Now that works, except that you have to be aware of the possibility of the exception and rescue it if you don’t want the request to die a fiery death. Now, in most circumstances, not rescuing it would work just fine, since this type of problem wouldn’t happen more often, and it’s better to crash and burn as opposed to have the possibility of bad data. So there’s a case to be made for always adding a lock_version column to all of the models that have the remote possibility of concurrent updates.

But say you wanted something that didn’t require locking the Person object, or rescuing lock_version exceptions all the time. I can think of a couple of options that might work—I have not tried them out yet.

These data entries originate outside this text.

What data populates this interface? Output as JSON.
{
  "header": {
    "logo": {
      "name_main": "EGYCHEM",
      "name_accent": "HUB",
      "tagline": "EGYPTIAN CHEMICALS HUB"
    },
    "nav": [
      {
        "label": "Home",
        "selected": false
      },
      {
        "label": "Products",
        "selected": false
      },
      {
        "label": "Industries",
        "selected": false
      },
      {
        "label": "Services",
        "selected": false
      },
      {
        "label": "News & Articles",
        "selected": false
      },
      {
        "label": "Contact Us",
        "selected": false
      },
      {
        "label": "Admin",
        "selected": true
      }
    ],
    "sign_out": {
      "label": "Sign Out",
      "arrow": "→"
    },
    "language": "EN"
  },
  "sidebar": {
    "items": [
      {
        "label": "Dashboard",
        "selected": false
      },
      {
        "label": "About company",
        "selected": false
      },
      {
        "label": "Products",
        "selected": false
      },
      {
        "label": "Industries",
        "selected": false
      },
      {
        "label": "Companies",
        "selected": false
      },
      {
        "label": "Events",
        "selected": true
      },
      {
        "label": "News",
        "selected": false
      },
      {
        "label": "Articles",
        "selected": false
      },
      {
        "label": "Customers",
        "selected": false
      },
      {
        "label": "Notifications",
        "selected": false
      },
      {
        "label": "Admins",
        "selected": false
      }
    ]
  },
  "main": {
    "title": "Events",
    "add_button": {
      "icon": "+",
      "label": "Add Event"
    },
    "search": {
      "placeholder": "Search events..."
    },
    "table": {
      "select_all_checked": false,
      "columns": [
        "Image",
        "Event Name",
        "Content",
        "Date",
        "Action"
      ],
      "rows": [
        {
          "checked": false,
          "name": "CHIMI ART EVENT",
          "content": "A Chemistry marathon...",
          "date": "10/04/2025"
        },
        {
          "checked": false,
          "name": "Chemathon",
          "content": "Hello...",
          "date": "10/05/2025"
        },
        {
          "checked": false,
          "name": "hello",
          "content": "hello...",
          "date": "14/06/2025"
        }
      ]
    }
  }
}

  • Add a version column to the Person model. When the Person is updated, instead of updating the existing Person database row, insert a new one with the Person data and update the version number. Then when you select the Person, add a "order by version desc". Problem with this approach is that any other objects that refer to the Person would need to be updated with the new Person id. But it has the advantage of keeping old versions of People around, you could then easily rollback or provide "undo" functionality.
  • Add a new model: PersonPriority. This would have two columns: person_id and priority. When you want to update the priority of the Person, you don’t have to modify the Person itself, you can update this model. Problem: extra table/model, and doing a sort on the Person would be more complex. (Can you do this indexing with sphinx?)

How do you handle concurrency in your applications? Am I missing any approaches here?

1 I believe in Rails 2.2, Rails only updates the parts of models that change. So if only the name field of a Person has been changed, when the object is saved, only the name field update is included in the generated SQL update statement.